Even ultra right-wing "Arutz Sheva" points out the Palestinian man was shot by the police for no reason at all.

The Arab English language news source "Al Bawaba" carries the story in an interesting way, as it misquotes Ha'aretz, putting it in the context of Hamas killings by Israel in the occupied territories.

Wednesday, October 4

Police Violence in Jaffa: Deadly Results

This morning a Palestinian man was murdered by the police in Jaffa's "Fleamarket" area.

The police are always on the look-out for "illegal aliens", Palestinians coming to work in Jaffa, in order to provide for their families. Usually without a permit, as it is impossible to get these permits these days. Many of them, have been coming for years, working for the same employers, in the same area, nice friendly courteous people, simply trying to provide for their impoverished families.
Especially since the construction of "the Wall" and the closures and checkpoints in the occupied territories, it is difficult to get into Israel, so once you get in, you stay there. The economic situation in the occupied territories is such that poverty and lack of basic food stuffs, force people into becoming "illegal workers", permission-less employees, working very hard, to provide for their families.
They live in small rooms, storage facilities, on roof tops, the beach, wherever they can find a place to lay down their tired heads after a long and tiring day of work.

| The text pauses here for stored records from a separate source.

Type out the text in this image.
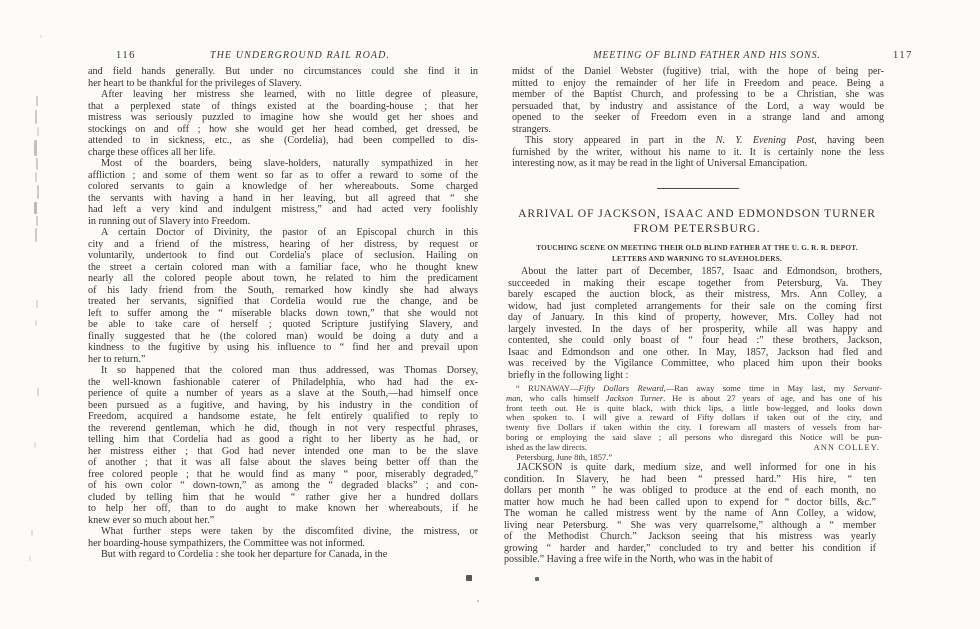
116	THE UNDERGROUND RAIL ROAD.
and field hands generally. But under no circumstances could she find it in
her heart to be thankful for the privileges of Slavery.
After leaving her mistress she learned, with no little degree of pleasure,
that a perplexed state of things existed at the boarding-house ; that her
mistress was seriously puzzled to imagine how she would get her shoes and
stockings on and off ; how she would get her head combed, get dressed, be
attended to in sickness, etc., as she (Cordelia), had been compelled to dis-
charge these offices all her life.
Most of the boarders, being slave-holders, naturally sympathized in her
affliction ; and some of them went so far as to offer a reward to some of the
colored servants to gain a knowledge of her whereabouts. Some charged
the servants with having a hand in her leaving, but all agreed that “ she
had left a very kind and indulgent mistress,” and had acted very foolishly
in running out of Slavery into Freedom.
A certain Doctor of Divinity, the pastor of an Episcopal church in this
city and a friend of the mistress, hearing of her distress, by request or
voluntarily, undertook to find out Cordelia's place of seclusion. Hailing on
the street a certain colored man with a familiar face, who he thought knew
nearly all the colored people about town, he related to him the predicament
of his lady friend from the South, remarked how kindly she had always
treated her servants, signified that Cordelia would rue the change, and be
left to suffer among the “ miserable blacks down town,” that she would not
be able to take care of herself ; quoted Scripture justifying Slavery, and
finally suggested that he (the colored man) would be doing a duty and a
kindness to the fugitive by using his influence to “ find her and prevail upon
her to return.”
It so happened that the colored man thus addressed, was Thomas Dorsey,
the well-known fashionable caterer of Philadelphia, who had had the ex-
perience of quite a number of years as a slave at the South,—had himself once
been pursued as a fugitive, and having, by his industry in the condition of
Freedom, acquired a handsome estate, he felt entirely qualified to reply to
the reverend gentleman, which he did, though in not very respectful phrases,
telling him that Cordelia had as good a right to her liberty as he had, or
her mistress either ; that God had never intended one man to be the slave
of another ; that it was all false about the slaves being better off than the
free colored people ; that he would find as many “ poor, miserably degraded,”
of his own color “ down-town,” as among the “ degraded blacks” ; and con-
cluded by telling him that he would “ rather give her a hundred dollars
to help her off, than to do aught to make known her whereabouts, if he
knew ever so much about her.”
What further steps were taken by the discomfited divine, the mistress, or
her boarding-house sympathizers, the Committee was not informed.
But with regard to Cordelia : she took her departure for Canada, in the
MEETING OF BLIND FATHER AND HIS SONS.	117
midst of the Daniel Webster (fugitive) trial, with the hope of being per-
mitted to enjoy the remainder of her life in Freedom and peace. Being a
member of the Baptist Church, and professing to be a Christian, she was
persuaded that, by industry and assistance of the Lord, a way would be
opened to the seeker of Freedom even in a strange land and among
strangers.
This story appeared in part in the N. Y. Evening Post, having been
furnished by the writer, without his name to it. It is certainly none the less
interesting now, as it may be read in the light of Universal Emancipation.
ARRIVAL OF JACKSON, ISAAC AND EDMONDSON TURNER
FROM PETERSBURG.
TOUCHING SCENE ON MEETING THEIR OLD BLIND FATHER AT THE U. G. R. R. DEPOT.
LETTERS AND WARNING TO SLAVEHOLDERS.
About the latter part of December, 1857, Isaac and Edmondson, brothers,
succeeded in making their escape together from Petersburg, Va. They
barely escaped the auction block, as their mistress, Mrs. Ann Colley, a
widow, had just completed arrangements for their sale on the coming first
day of January. In this kind of property, however, Mrs. Colley had not
largely invested. In the days of her prosperity, while all was happy and
contented, she could only boast of “ four head :” these brothers, Jackson,
Isaac and Edmondson and one other. In May, 1857, Jackson had fled and
was received by the Vigilance Committee, who placed him upon their books
briefly in the following light :
“ RUNAWAY—Fifty Dollars Reward,—Ran away some time in May last, my Servant-
man, who calls himself Jackson Turner. He is about 27 years of age, and has one of his
front teeth out. He is quite black, with thick lips, a little bow-legged, and looks down
when spoken to. I will give a reward of Fifty dollars if taken out of the city, and
twenty five Dollars if taken within the city. I forewarn all masters of vessels from har-
boring or employing the said slave ; all persons who disregard this Notice will be pun-
ished as the law directs.	ANN COLLEY.
Petersburg, June 8th, 1857.”
JACKSON is quite dark, medium size, and well informed for one in his
condition. In Slavery, he had been “ pressed hard.” His hire, “ ten
dollars per month ” he was obliged to produce at the end of each month, no
matter how much he had been called upon to expend for “ doctor bills, &c.”
The woman he called mistress went by the name of Ann Colley, a widow,
living near Petersburg. “ She was very quarrelsome,” although a “ member
of the Methodist Church.” Jackson seeing that his mistress was yearly
growing “ harder and harder,” concluded to try and better his condition if
possible.” Having a free wife in the North, who was in the habit of
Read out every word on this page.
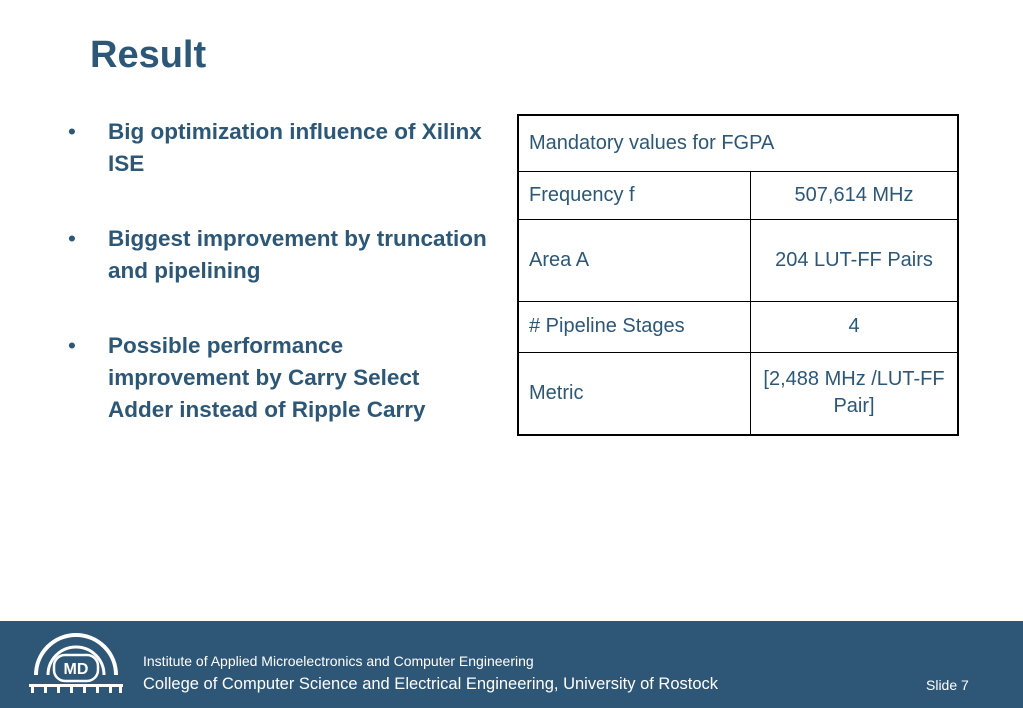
Result
• Big optimization influence of Xilinx ISE
• Biggest improvement by truncation and pipelining
• Possible performance improvement by Carry Select Adder instead of Ripple Carry
Mandatory values for FGPA	
Frequency f	507,614 MHz
Area A	204 LUT-FF Pairs
# Pipeline Stages	4
Metric	[2,488 MHz /LUT-FF Pair]
MD	Institute of Applied Microelectronics and Computer Engineering
College of Computer Science and Electrical Engineering, University of Rostock	Slide 7
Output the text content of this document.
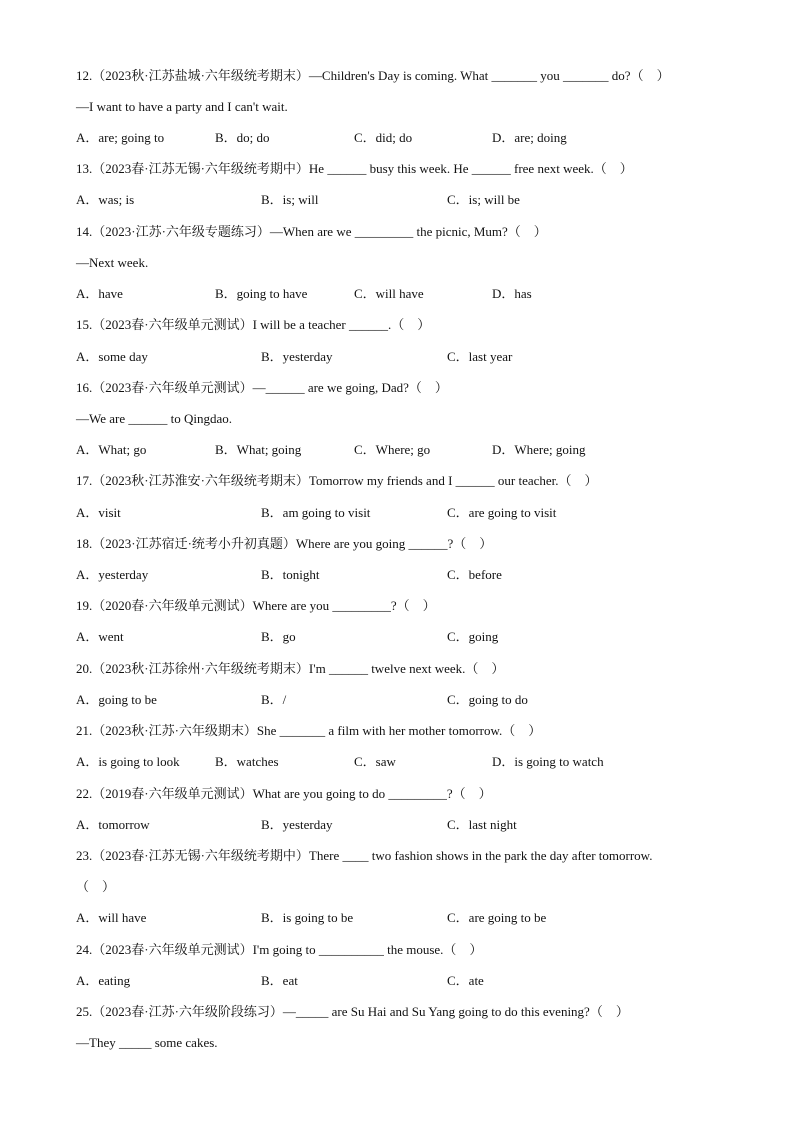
12.（2023秋·江苏盐城·六年级统考期末）—Children's Day is coming. What _______ you _______ do?（　）
—I want to have a party and I can't wait.
A．are; going to	B．do; do	C．did; do	D．are; doing
13.（2023春·江苏无锡·六年级统考期中）He ______ busy this week. He ______ free next week.（　）
A．was; is	B．is; will	C．is; will be
14.（2023·江苏·六年级专题练习）—When are we _________ the picnic, Mum?（　）
—Next week.
A．have	B．going to have	C．will have	D．has
15.（2023春·六年级单元测试）I will be a teacher ______.（　）
A．some day	B．yesterday	C．last year
16.（2023春·六年级单元测试）—______ are we going, Dad?（　）
—We are ______ to Qingdao.
A．What; go	B．What; going	C．Where; go	D．Where; going
17.（2023秋·江苏淮安·六年级统考期末）Tomorrow my friends and I ______ our teacher.（　）
A．visit	B．am going to visit	C．are going to visit
18.（2023·江苏宿迁·统考小升初真题）Where are you going ______?（　）
A．yesterday	B．tonight	C．before
19.（2020春·六年级单元测试）Where are you _________?（　）
A．went	B．go	C．going
20.（2023秋·江苏徐州·六年级统考期末）I'm ______ twelve next week.（　）
A．going to be	B．/	C．going to do
21.（2023秋·江苏·六年级期末）She _______ a film with her mother tomorrow.（　）
A．is going to look	B．watches	C．saw	D．is going to watch
22.（2019春·六年级单元测试）What are you going to do _________?（　）
A．tomorrow	B．yesterday	C．last night
23.（2023春·江苏无锡·六年级统考期中）There ____ two fashion shows in the park the day after tomorrow.
（　）
A．will have	B．is going to be	C．are going to be
24.（2023春·六年级单元测试）I'm going to __________ the mouse.（　）
A．eating	B．eat	C．ate
25.（2023春·江苏·六年级阶段练习）—_____ are Su Hai and Su Yang going to do this evening?（　）
—They _____ some cakes.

They are literally chased as "wild life"by the police and when caught, if lucky, they are thrown over the border, yet in many cases they go to prison for 6 months, for the horrible "crime" of trying to provide for their families.

Today it ended in a different way: A Palestinian man was simply shot by the policeman who wanted to arrest him.
At first the police told he tried to steal their gun, a story found to be untrue.
Another victim of ruthless police violence in Jaffa.

Police harassment and violence have reached a new peak in Jaffa, yet there is nothign surprising about it. So many people i know have been harassed, abused ,degraded.
And they are scared to complain, as the harassment may become worse, or they may be arrested for some cooked up complaints, as happened to friends.

People have become scared of the police. Men, because they harass them, women, because they are sexually harrassed while walking on the streets.
Trusting the police? There ain't such a thing, in Jaffa.